Fan de Noir Désir, j’entends les arguments des deux camps, sans savoir me prononcer. C’est dans cet état d’esprit que je me suis rendu lundi soir au Thabor pour le concert de Bertrand Cantat.
A la fin du concert, je ne peux toujours pas me placer. Pourtant, j’ai l’impression d’avoir vécu un ascenseur émotionnel. Incapable de trouver un autre angle d’attaque pour rapporter ce concert, c’est cela que je souhaite raconter ici.

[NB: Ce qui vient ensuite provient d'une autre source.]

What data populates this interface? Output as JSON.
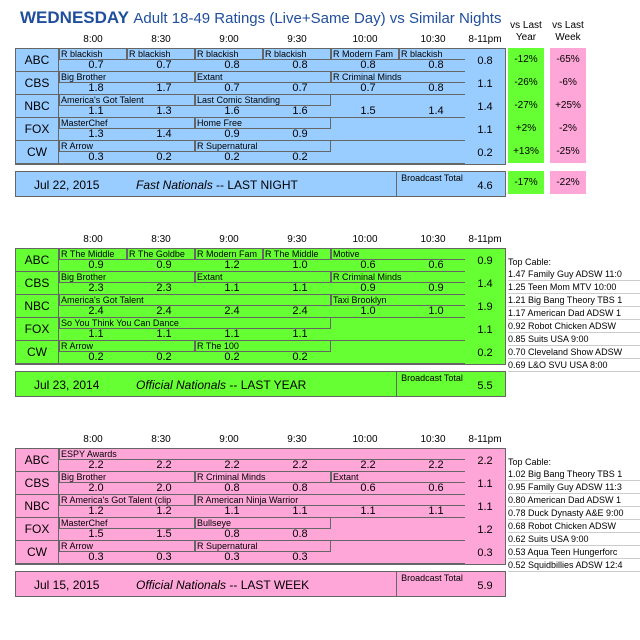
{
  "title": {
    "day": "WEDNESDAY",
    "subtitle": "Adult 18-49 Ratings (Live+Same Day) vs Similar Nights"
  },
  "time_slots": [
    "8:00",
    "8:30",
    "9:00",
    "9:30",
    "10:00",
    "10:30",
    "8-11pm"
  ],
  "compare_headers": {
    "last_year": "vs Last Year",
    "last_week": "vs Last Week"
  },
  "sections": [
    {
      "theme": "blue",
      "date": "Jul 22, 2015",
      "desc_italic": "Fast Nationals",
      "desc_plain": "-- LAST NIGHT",
      "broadcast_label": "Broadcast Total",
      "broadcast_total": "4.6",
      "broadcast_cmp_year": "-17%",
      "broadcast_cmp_week": "-22%",
      "rows": [
        {
          "net": "ABC",
          "shows": [
            {
              "name": "R blackish",
              "slot": 0,
              "span": 1
            },
            {
              "name": "R blackish",
              "slot": 1,
              "span": 1
            },
            {
              "name": "R blackish",
              "slot": 2,
              "span": 1
            },
            {
              "name": "R blackish",
              "slot": 3,
              "span": 1
            },
            {
              "name": "R Modern Fam",
              "slot": 4,
              "span": 1
            },
            {
              "name": "R blackish",
              "slot": 5,
              "span": 1
            }
          ],
          "values": [
            "0.7",
            "0.7",
            "0.8",
            "0.8",
            "0.8",
            "0.8"
          ],
          "total": "0.8",
          "cmp_year": "-12%",
          "cmp_week": "-65%"
        },
        {
          "net": "CBS",
          "shows": [
            {
              "name": "Big Brother",
              "slot": 0,
              "span": 2
            },
            {
              "name": "Extant",
              "slot": 2,
              "span": 2
            },
            {
              "name": "R Criminal Minds",
              "slot": 4,
              "span": 2
            }
          ],
          "values": [
            "1.8",
            "1.7",
            "0.7",
            "0.7",
            "0.7",
            "0.8"
          ],
          "total": "1.1",
          "cmp_year": "-26%",
          "cmp_week": "-6%"
        },
        {
          "net": "NBC",
          "shows": [
            {
              "name": "America's Got Talent",
              "slot": 0,
              "span": 2
            },
            {
              "name": "Last Comic Standing",
              "slot": 2,
              "span": 2
            }
          ],
          "values": [
            "1.1",
            "1.3",
            "1.6",
            "1.6",
            "1.5",
            "1.4"
          ],
          "total": "1.4",
          "cmp_year": "-27%",
          "cmp_week": "+25%"
        },
        {
          "net": "FOX",
          "shows": [
            {
              "name": "MasterChef",
              "slot": 0,
              "span": 2
            },
            {
              "name": "Home Free",
              "slot": 2,
              "span": 2
            }
          ],
          "values": [
            "1.3",
            "1.4",
            "0.9",
            "0.9",
            "",
            ""
          ],
          "total": "1.1",
          "cmp_year": "+2%",
          "cmp_week": "-2%"
        },
        {
          "net": "CW",
          "shows": [
            {
              "name": "R Arrow",
              "slot": 0,
              "span": 2
            },
            {
              "name": "R Supernatural",
              "slot": 2,
              "span": 2
            }
          ],
          "values": [
            "0.3",
            "0.2",
            "0.2",
            "0.2",
            "",
            ""
          ],
          "total": "0.2",
          "cmp_year": "+13%",
          "cmp_week": "-25%"
        }
      ]
    },
    {
      "theme": "green",
      "date": "Jul 23, 2014",
      "desc_italic": "Official Nationals",
      "desc_plain": "-- LAST YEAR",
      "broadcast_label": "Broadcast Total",
      "broadcast_total": "5.5",
      "top_cable_title": "Top Cable:",
      "top_cable": [
        "1.47 Family Guy ADSW 11:0",
        "1.25 Teen Mom MTV 10:00",
        "1.21 Big Bang Theory TBS 1",
        "1.17 American Dad ADSW 1",
        "0.92 Robot Chicken ADSW",
        "0.85 Suits USA 9:00",
        "0.70 Cleveland Show ADSW",
        "0.69 L&O SVU USA 8:00"
      ],
      "rows": [
        {
          "net": "ABC",
          "shows": [
            {
              "name": "R The Middle",
              "slot": 0,
              "span": 1
            },
            {
              "name": "R The Goldbe",
              "slot": 1,
              "span": 1
            },
            {
              "name": "R Modern Fam",
              "slot": 2,
              "span": 1
            },
            {
              "name": "R The Middle",
              "slot": 3,
              "span": 1
            },
            {
              "name": "Motive",
              "slot": 4,
              "span": 2
            }
          ],
          "values": [
            "0.9",
            "0.9",
            "1.2",
            "1.0",
            "0.6",
            "0.6"
          ],
          "total": "0.9"
        },
        {
          "net": "CBS",
          "shows": [
            {
              "name": "Big Brother",
              "slot": 0,
              "span": 2
            },
            {
              "name": "Extant",
              "slot": 2,
              "span": 2
            },
            {
              "name": "R Criminal Minds",
              "slot": 4,
              "span": 2
            }
          ],
          "values": [
            "2.3",
            "2.3",
            "1.1",
            "1.1",
            "0.9",
            "0.9"
          ],
          "total": "1.4"
        },
        {
          "net": "NBC",
          "shows": [
            {
              "name": "America's Got Talent",
              "slot": 0,
              "span": 4
            },
            {
              "name": "Taxi Brooklyn",
              "slot": 4,
              "span": 2
            }
          ],
          "values": [
            "2.4",
            "2.4",
            "2.4",
            "2.4",
            "1.0",
            "1.0"
          ],
          "total": "1.9"
        },
        {
          "net": "FOX",
          "shows": [
            {
              "name": "So You Think You Can Dance",
              "slot": 0,
              "span": 4
            }
          ],
          "values": [
            "1.1",
            "1.1",
            "1.1",
            "1.1",
            "",
            ""
          ],
          "total": "1.1"
        },
        {
          "net": "CW",
          "shows": [
            {
              "name": "R Arrow",
              "slot": 0,
              "span": 2
            },
            {
              "name": "R The 100",
              "slot": 2,
              "span": 2
            }
          ],
          "values": [
            "0.2",
            "0.2",
            "0.2",
            "0.2",
            "",
            ""
          ],
          "total": "0.2"
        }
      ]
    },
    {
      "theme": "pink",
      "date": "Jul 15, 2015",
      "desc_italic": "Official Nationals",
      "desc_plain": "-- LAST WEEK",
      "broadcast_label": "Broadcast Total",
      "broadcast_total": "5.9",
      "top_cable_title": "Top Cable:",
      "top_cable": [
        "1.02 Big Bang Theory TBS 1",
        "0.95 Family Guy ADSW 11:3",
        "0.80 American Dad ADSW 1",
        "0.78 Duck Dynasty A&E 9:00",
        "0.68 Robot Chicken ADSW",
        "0.62 Suits USA 9:00",
        "0.53 Aqua Teen Hungerforc",
        "0.52 Squidbillies ADSW 12:4"
      ],
      "rows": [
        {
          "net": "ABC",
          "shows": [
            {
              "name": "ESPY Awards",
              "slot": 0,
              "span": 6
            }
          ],
          "values": [
            "2.2",
            "2.2",
            "2.2",
            "2.2",
            "2.2",
            "2.2"
          ],
          "total": "2.2"
        },
        {
          "net": "CBS",
          "shows": [
            {
              "name": "Big Brother",
              "slot": 0,
              "span": 2
            },
            {
              "name": "R Criminal Minds",
              "slot": 2,
              "span": 2
            },
            {
              "name": "Extant",
              "slot": 4,
              "span": 2
            }
          ],
          "values": [
            "2.0",
            "2.0",
            "0.8",
            "0.8",
            "0.6",
            "0.6"
          ],
          "total": "1.1"
        },
        {
          "net": "NBC",
          "shows": [
            {
              "name": "R America's Got Talent (clip",
              "slot": 0,
              "span": 2
            },
            {
              "name": "R American Ninja Warrior",
              "slot": 2,
              "span": 4
            }
          ],
          "values": [
            "1.2",
            "1.2",
            "1.1",
            "1.1",
            "1.1",
            "1.1"
          ],
          "total": "1.1"
        },
        {
          "net": "FOX",
          "shows": [
            {
              "name": "MasterChef",
              "slot": 0,
              "span": 2
            },
            {
              "name": "Bullseye",
              "slot": 2,
              "span": 2
            }
          ],
          "values": [
            "1.5",
            "1.5",
            "0.8",
            "0.8",
            "",
            ""
          ],
          "total": "1.2"
        },
        {
          "net": "CW",
          "shows": [
            {
              "name": "R Arrow",
              "slot": 0,
              "span": 2
            },
            {
              "name": "R Supernatural",
              "slot": 2,
              "span": 2
            }
          ],
          "values": [
            "0.3",
            "0.3",
            "0.3",
            "0.3",
            "",
            ""
          ],
          "total": "0.3"
        }
      ]
    }
  ]
}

Sans surprise, des militants.es féministes sont présents devant les grilles du parc, quelques minutes avant le concert. C’est une manifestation calme, pacifique et ouverte à la discussion. Après une dizaine de minute de dialogue pendant lesquels j’entends leurs arguments, une militante résume le point de vue du groupe : « Le problème n’est pas qu’il continue de faire de la musique et qu’il enregistre. Il est musicien, c’est son métier. Le problème est qu’il monte sur scène pour se faire acclamer. C’est symbolique, mais également un soutien à un homme qui a tué une femme, et qui n’a fait pour cela que quatre ans de prison. »
Réintégration certes, mais pas de publicisation, voilà les arguments.
Alors que je m’attends à un public partagé, venu écouter de la musique, l’entrée sur scène de l’ancien leader de Noir Désir se fait sous un tonnerre d’applaudissement. Un soutien fort, radical, qui s’oppose frontalement au « camp adverse ». Difficile pour moi de ne pas être gêné.
Les premières chansons sont celles du nouvel album du chanteur, « Amor Fati ». Amie Nuit, Amor Fati, Excuse My French, Silicon Valley. Peu conquis olfactivement, j’observe d’abord une forme d’agressivité, ponctué d’un doigt d’honneur de la part du chanteur. Je le vois réclamer de l’amour, chercher du soutien, ce qu’il obtient de la part d’une foule qui semble conquise, et qui ne lésine pas sur les compliments « Qu’est-ce que tu es beau Bertrand ! » lance une spectatrice. Une amie présente quitte d’ailleurs la salle par dégoût, je partage ce sentiment.
Passé ces 40 premières minutes, une véritable interaction naît avec le public et apaise la tension, la bête reprend forme humaine. Une première chanson de Noir Désir, A l’envers à l’endroit un peu arrangé.
Petit à petit, le comportement du chanteur me semble évoluer, mes impressions aussi. Parfois gêné par cette affection qu’on lui porte, Bertrand Cantat quitte la scène pendant que Pascal Humbert présente les musiciens sur scène. Il finit par revenir ovationner.
Des reprises de Noir Dés’, ensuite, me comblent musicalement et me font oublier, l’espace d’un instant, la situation. Lost, Tostaky, Ici Paris, puis L’Homme pressé et Le vent nous portera en rappel. C’est une un âge passé du rock français qui semble renaître par l’énergie qui est déployée sur scène. Je suis conquis, et j’ai l’impression d’avoir vu une forme de détresse émaner du chanteur.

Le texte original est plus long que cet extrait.